The Knights Templar Eye Foundation is dedicated to funding research into the prevention and treatment of sight threatening diseases in children. Each year, the foundation invites proposals for funding of research related to pediatric ocular disorders. Dr. Sumanth Manohar, a postdoctoral research scholar working in the lab of Dr. Ann Morris in UK’s Department of Biology, was one of 25 scientists selected to receive this funding in 2023-2024.
Manohar will be investigating the function of the CHD7 gene during retinal development and how mutations in CHD7 cause the ocular complications associated with CHARGE syndrome. Manohar hopes to elucidate the mechanisms of action of CHD7 in the retina using the zebrafish model; the results of this work could eventually lead to better therapeutic approaches for the vision problems of individuals with CHARGE syndrome.
“Dr. Manohar is an outstanding scientist, who approaches his research with an impressive level of rigor and scholarship," Morris said. "Dr. Manohar’s research will address an important gap in our understanding of CHD7 function and how it contributes to pathogenesis of CHARGE syndrome. I am thrilled that Dr. Manohar has received funding from the Knights Templar Eye Foundation to pursue this important work.”
A summary of the proposed project is described below.
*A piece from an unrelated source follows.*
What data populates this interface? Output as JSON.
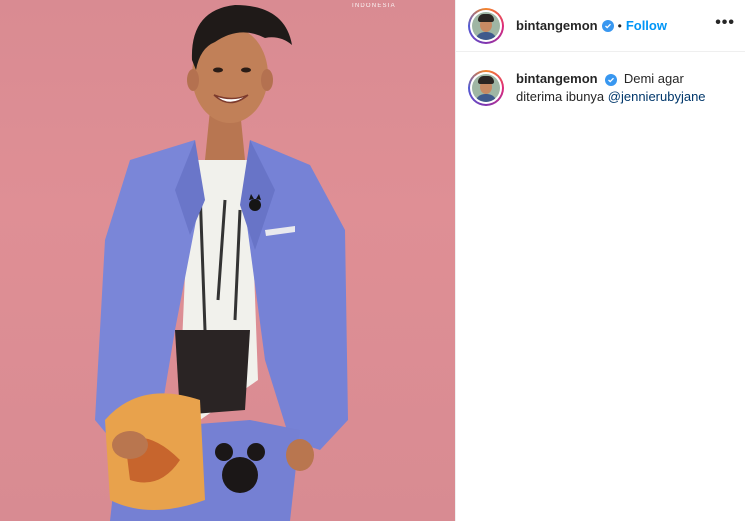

CHARGE syndrome is a multi-syndromic disorder that is a significant cause of pediatric vision impairment. Mutations in the chromatin remodeling factor CHD7 are the major cause of this disease. Although pathogenic variants of CHD7 are strongly associated with ocular complications, the pathogenetic mechanisms underlying vision loss are not thoroughly understood. Our lab has been investigating the function of CHD7 during retinal development using chd7 mutant zebrafish, which demonstrate similar phenotypes to those observed in individuals with CHARGE syndrome. We observed that loss of CHD7 causes a reduction in the number of retinal cone photoreceptors as well as abnormal photoreceptor outer segments. Other studies have also shown a reduction in the number of ganglion cells in chd7 morphant zebrafish embryos. These results suggest that CHD7 plays a critical role in retinal cell type differentiation, particularly of the ganglion and photoreceptor cells. The goal of this proposal is to determine how CHD7 functions to regulate cell type differentiation in the retina, by utilizing single cell transcriptomic and chromatin binding assays in the zebrafish model. Results of these experiments will provide critical information on how CHD7 regulates retinal development, which could lead to development of new therapeutic approaches for the vision impairment associated with CHARGE syndrome.